From 25 to 30 March 2021, a serious mixed haze and dust pollution event occurred in Jinan, China. This mixed pollution was observed and analyzed using ground-based LiDAR and satellite LiDAR. Figure 2 presents the Moderate Resolution Imaging Spectroradiometer (MODIS) true color images acquired during the pollution event in the Jinan area.

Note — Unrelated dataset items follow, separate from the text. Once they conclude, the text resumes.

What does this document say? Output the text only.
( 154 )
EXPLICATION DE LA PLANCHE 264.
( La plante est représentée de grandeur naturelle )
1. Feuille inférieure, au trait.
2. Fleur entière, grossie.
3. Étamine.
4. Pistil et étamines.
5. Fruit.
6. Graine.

3.1. Transboundary Aerosol Transport Observed by the CALIPSO Satellite

Figure 3 shows the dust transport process observed by CALIOP during the 28 March mission. The variations in the aerosols in the vertical direction from the source to the study area can be seen. As can be seen from Figure 3, on 28 March, a large amount of dust was distributed 1–4 km above Jinan, and the height of the dust was relatively low. It should be noted that, at the bottom of the dust, pollution dust appeared in combination with ground pollution, forming mixed haze and dust pollution. According to the backward transmission trajectory, the power of the northwest wind was conducive to the eastward transmission of the dust. The dust settled near the surface and combined with the near-surface aerosol pollution to form polluted dust.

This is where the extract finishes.